Introducing Mr. New Tooth McBitesalot

Apparently, the members of the G family tend to be early teethers. When my father successfully grew a tooth at 3 or 4 months, my Grandma Betta actually wondered what the hell was wrong with the toothless 9-month-old she encountered one day at the park. I apparently had teeth at about 4 months, to my mother's chagrin. With this information in mind, I've been convinced on several occasions that LO has started the long road leading to oral hygiene. I've been wrong every time. The additional drool output was incidental. The gumming of my arm was either affection or an early indication that LO has inherited J and my nearsightedness. ("I'm sure I can get milk to come out of this if I just try hard enough!") The consistent placement of LO's hand in his mouth was just an indication that I should make sure the baby lotion and the barbecue sauce are in their respective places before I try to use either.

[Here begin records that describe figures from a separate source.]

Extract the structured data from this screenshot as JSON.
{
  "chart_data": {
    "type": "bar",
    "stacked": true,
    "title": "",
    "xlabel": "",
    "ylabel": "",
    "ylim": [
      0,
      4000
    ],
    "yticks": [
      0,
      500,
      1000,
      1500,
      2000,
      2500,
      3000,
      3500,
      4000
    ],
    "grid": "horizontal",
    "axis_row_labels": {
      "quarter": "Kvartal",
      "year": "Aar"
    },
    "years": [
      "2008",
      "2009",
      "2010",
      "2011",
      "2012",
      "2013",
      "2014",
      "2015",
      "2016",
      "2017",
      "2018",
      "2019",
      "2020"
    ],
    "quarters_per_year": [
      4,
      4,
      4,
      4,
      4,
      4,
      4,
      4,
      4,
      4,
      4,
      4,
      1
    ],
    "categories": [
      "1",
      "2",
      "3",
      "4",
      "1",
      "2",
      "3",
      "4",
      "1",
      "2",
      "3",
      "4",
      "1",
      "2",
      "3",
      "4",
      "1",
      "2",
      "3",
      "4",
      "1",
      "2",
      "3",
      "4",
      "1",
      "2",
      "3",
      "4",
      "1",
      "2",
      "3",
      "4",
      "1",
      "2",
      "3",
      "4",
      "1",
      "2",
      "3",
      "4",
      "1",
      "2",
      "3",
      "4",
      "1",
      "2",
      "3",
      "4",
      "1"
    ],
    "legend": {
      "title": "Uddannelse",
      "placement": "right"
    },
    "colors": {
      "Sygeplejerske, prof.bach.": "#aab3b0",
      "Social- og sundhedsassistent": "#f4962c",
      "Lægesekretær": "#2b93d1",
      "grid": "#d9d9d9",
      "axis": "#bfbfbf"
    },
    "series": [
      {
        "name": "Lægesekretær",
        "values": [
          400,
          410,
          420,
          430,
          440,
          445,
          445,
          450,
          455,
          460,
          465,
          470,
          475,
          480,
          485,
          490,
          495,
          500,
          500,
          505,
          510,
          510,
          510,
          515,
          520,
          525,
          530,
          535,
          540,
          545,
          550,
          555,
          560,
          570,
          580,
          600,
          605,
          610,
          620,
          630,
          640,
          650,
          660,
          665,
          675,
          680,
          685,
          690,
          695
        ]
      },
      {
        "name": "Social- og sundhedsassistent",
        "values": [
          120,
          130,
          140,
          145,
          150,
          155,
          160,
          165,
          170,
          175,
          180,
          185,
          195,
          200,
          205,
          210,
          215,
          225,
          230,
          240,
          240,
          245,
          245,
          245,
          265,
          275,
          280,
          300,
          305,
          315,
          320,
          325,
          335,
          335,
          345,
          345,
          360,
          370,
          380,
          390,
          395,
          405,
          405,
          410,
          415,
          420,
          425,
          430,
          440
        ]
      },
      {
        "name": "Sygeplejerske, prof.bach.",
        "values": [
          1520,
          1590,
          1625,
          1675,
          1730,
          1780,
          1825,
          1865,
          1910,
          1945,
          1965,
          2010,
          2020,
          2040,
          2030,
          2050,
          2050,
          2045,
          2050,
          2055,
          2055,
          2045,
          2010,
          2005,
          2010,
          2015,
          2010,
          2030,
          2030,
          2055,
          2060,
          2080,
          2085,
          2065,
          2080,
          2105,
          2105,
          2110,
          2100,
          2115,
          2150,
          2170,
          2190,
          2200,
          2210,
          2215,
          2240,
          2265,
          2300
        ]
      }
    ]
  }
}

However, I have recently had irrefutable proof that LO is, in fact, teething. He has started biting me.

Now, considering the fact that LO is starting on a single tooth that is taking its sweet time to erupt, the biting should not be such a big deal. Unfortunately, LO is biting me when he is in possession of a particularly sensitive portion of my person. In addition, he likes to chomp down as hard as possible and then pull away with his jaws still clamped together.

I apologize for the collective wince that everyone just felt, but what's a blog for if not to make people feel uncomfortable on a grand scale?

I do get a little warning before the torture commences. LO growls a little prior to making like a barracuda. I think one of two things is going on: Either the poor lamb is really hurting because of the the rogue tooth breaking through untouched gum, or he seems to think he's a miniature Tyrannosaurus Rex because I have inadvertently given birth to Calvin of cartoon fame.

In any case, each time it happens, I take him away from the breast and make him wait several minutes before he's allowed to finish his meal. I know that he will get the idea eventually. I made a point of looking up this phenomenon in the book last night and learned that it typically takes 20 to 30 incidents for the child to learn that bitey=bad.

Let's just take that in for a few moments while we all enjoy some deep cleansing breaths.


As I tell LO multiple times per day, it's a damn good thing he's so cute.